Um novo estudo liderado por pesquisadores da Universidade Curtin forneceu novos insights sobre um dos mistérios mais duradouros de Stonehenge: como uma enorme pedra viajou pela Grã-Bretanha para se tornar parte do famoso monumento.
O estudo se concentrou na Pedra do Altar, uma rocha de arenito de seis toneladas no centro de Stonehenge. Pesquisas anteriores sugeriram que a pedra teve origem no nordeste da Escócia, a cerca de 700 quilómetros (435 milhas) da planície de Salisbury, tornando-a um dos exemplos mais impressionantes de transporte de longa distância na Europa pré-histórica.
As últimas descobertas reforçam a ideia de que os povos antigos, e não as forças naturais, foram responsáveis por mover a enorme pedra através do terreno desafiador.
Traçando a antiga jornada da pedra do altar
Este estudo baseia-se em pesquisas anteriores que descartaram as geleiras como principal meio de transporte da pedra. Para investigar mais, os cientistas combinaram técnicas de datação de grãos minerais com modelos computacionais de antigos mantos de gelo. O objetivo é determinar as origens exatas da pedra e se as geleiras poderiam tê-la levado para o sul durante a última era glacial.
De acordo com os resultados, a geleira pode ter movido a rocha durante parte do caminho da Escócia, possivelmente para o que hoje é Dogger Bank, no Mar do Norte. No entanto, a modelagem mostra que não existe uma rota glacial realista que pudesse ter transportado a pedra do altar diretamente para o sul da Inglaterra.
Isto torna uma grande parte da viagem impossível de ser explicada apenas por processos naturais.
evidência de transporte humano
O co-autor principal, Anthony Clark, do Grupo de Escalas de Tempo de Sistemas Minerais da Escola de Ciências da Terra e Planetárias da Universidade Curtin, disse que as evidências sugerem que o movimento da pedra foi intencional e não acidental.
Dr. Clark disse: “As evidências sugerem que isso não foi transportado naturalmente pelo gelo, mas foi um movimento deliberado e cuidadosamente planejado sobre terrenos desafiadores e variados”.
“A nossa modelização mostra que durante a última era glacial, os glaciares podem ter transportado alguma da rocha – possivelmente até Dogger Bank, no Mar do Norte – mas não para o sul de Inglaterra, o que significa que as pessoas ainda teriam de mover as pedras centenas de quilómetros.
“A investigação mostra que não existem caminhos glaciares viáveis que liguem a área de origem diretamente a Stonehenge, reforçando a conclusão de que o transporte humano é necessário.

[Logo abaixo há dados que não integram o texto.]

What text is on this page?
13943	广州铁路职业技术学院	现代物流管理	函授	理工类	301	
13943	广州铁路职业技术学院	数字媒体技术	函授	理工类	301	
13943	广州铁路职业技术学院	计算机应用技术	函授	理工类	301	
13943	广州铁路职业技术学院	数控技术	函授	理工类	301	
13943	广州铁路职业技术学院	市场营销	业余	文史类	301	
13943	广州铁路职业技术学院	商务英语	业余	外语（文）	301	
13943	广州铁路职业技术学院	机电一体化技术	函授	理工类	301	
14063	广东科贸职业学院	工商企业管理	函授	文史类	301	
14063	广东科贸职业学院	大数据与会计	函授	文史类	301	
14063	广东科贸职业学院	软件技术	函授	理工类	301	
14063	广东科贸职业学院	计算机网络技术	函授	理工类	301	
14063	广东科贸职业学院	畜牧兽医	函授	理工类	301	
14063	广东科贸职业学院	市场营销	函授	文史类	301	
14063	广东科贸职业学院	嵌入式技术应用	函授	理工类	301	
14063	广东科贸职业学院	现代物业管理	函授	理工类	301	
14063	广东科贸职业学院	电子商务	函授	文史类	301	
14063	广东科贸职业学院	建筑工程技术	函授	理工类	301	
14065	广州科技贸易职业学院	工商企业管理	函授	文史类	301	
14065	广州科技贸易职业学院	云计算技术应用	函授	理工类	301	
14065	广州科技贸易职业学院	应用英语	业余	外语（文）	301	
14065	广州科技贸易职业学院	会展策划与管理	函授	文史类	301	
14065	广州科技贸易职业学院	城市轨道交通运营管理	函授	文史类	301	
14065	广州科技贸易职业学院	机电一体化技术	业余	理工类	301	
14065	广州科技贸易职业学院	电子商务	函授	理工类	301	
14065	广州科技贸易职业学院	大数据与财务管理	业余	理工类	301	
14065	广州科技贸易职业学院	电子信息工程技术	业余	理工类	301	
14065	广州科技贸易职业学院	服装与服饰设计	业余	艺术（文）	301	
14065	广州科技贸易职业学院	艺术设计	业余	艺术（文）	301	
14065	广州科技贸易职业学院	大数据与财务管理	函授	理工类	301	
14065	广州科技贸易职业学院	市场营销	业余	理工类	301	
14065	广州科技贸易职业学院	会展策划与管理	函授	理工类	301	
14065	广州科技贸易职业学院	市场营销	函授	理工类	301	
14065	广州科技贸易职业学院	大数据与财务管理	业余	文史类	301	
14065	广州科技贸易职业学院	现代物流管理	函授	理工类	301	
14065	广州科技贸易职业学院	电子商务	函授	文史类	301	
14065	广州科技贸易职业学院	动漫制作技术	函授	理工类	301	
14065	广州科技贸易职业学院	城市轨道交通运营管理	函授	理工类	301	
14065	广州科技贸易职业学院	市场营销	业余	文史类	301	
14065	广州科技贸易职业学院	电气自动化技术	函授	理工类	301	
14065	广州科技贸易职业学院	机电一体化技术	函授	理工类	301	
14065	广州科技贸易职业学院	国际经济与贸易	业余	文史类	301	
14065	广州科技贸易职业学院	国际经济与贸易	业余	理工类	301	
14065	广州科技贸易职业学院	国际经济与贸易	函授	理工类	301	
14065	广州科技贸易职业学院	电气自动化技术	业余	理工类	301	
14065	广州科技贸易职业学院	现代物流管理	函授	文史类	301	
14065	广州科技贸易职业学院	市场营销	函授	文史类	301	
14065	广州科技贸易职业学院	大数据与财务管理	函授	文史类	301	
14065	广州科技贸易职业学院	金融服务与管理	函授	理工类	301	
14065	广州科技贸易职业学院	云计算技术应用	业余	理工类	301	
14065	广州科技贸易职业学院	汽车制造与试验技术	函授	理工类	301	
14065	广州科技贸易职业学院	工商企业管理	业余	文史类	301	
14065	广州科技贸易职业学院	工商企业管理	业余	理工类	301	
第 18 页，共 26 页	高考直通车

“Em vez disso, isto sugere que a pedra pode ter sido transportada em etapas, possivelmente combinando o transporte terrestre com o transporte fluvial ou costeiro, sempre que possível.”
Feitos extraordinários da organização neolítica
Para uma comunidade neolítica, mover uma pedra de seis toneladas por uma distância tão longa teria sido uma tarefa difícil. Os investigadores acreditam que a viagem provavelmente envolveu múltiplas etapas e exigiu uma coordenação cuidadosa entre grupos que viviam em diferentes áreas.
Dr. Clark disse que as descobertas destacaram que os níveis de planejamento e colaboração podem ser mais elevados do que se pensava anteriormente.
Dr. Clark disse: “Transportar pedras deste tamanho por distâncias tão longas exigiu planejamento, coordenação e um profundo conhecimento da paisagem, para não mencionar uma tremenda determinação.”
“Este estudo mostra como a combinação de análise geológica com modelagem computacional pode ajudar a resolver questões antigas sobre como Stonehenge foi construído.”
Os pesquisadores planejam continuar investigando as origens da pedra do altar, determinando sua localização precisa de origem no nordeste da Escócia e explorando as rotas que os humanos pré-históricos podem ter usado para transportá-la.
O estudo envolveu uma colaboração entre pesquisadores da Curtin University, da Sheffield Hallam University, da University of Sheffield, da Wessex Archaeology e da University of Bristol.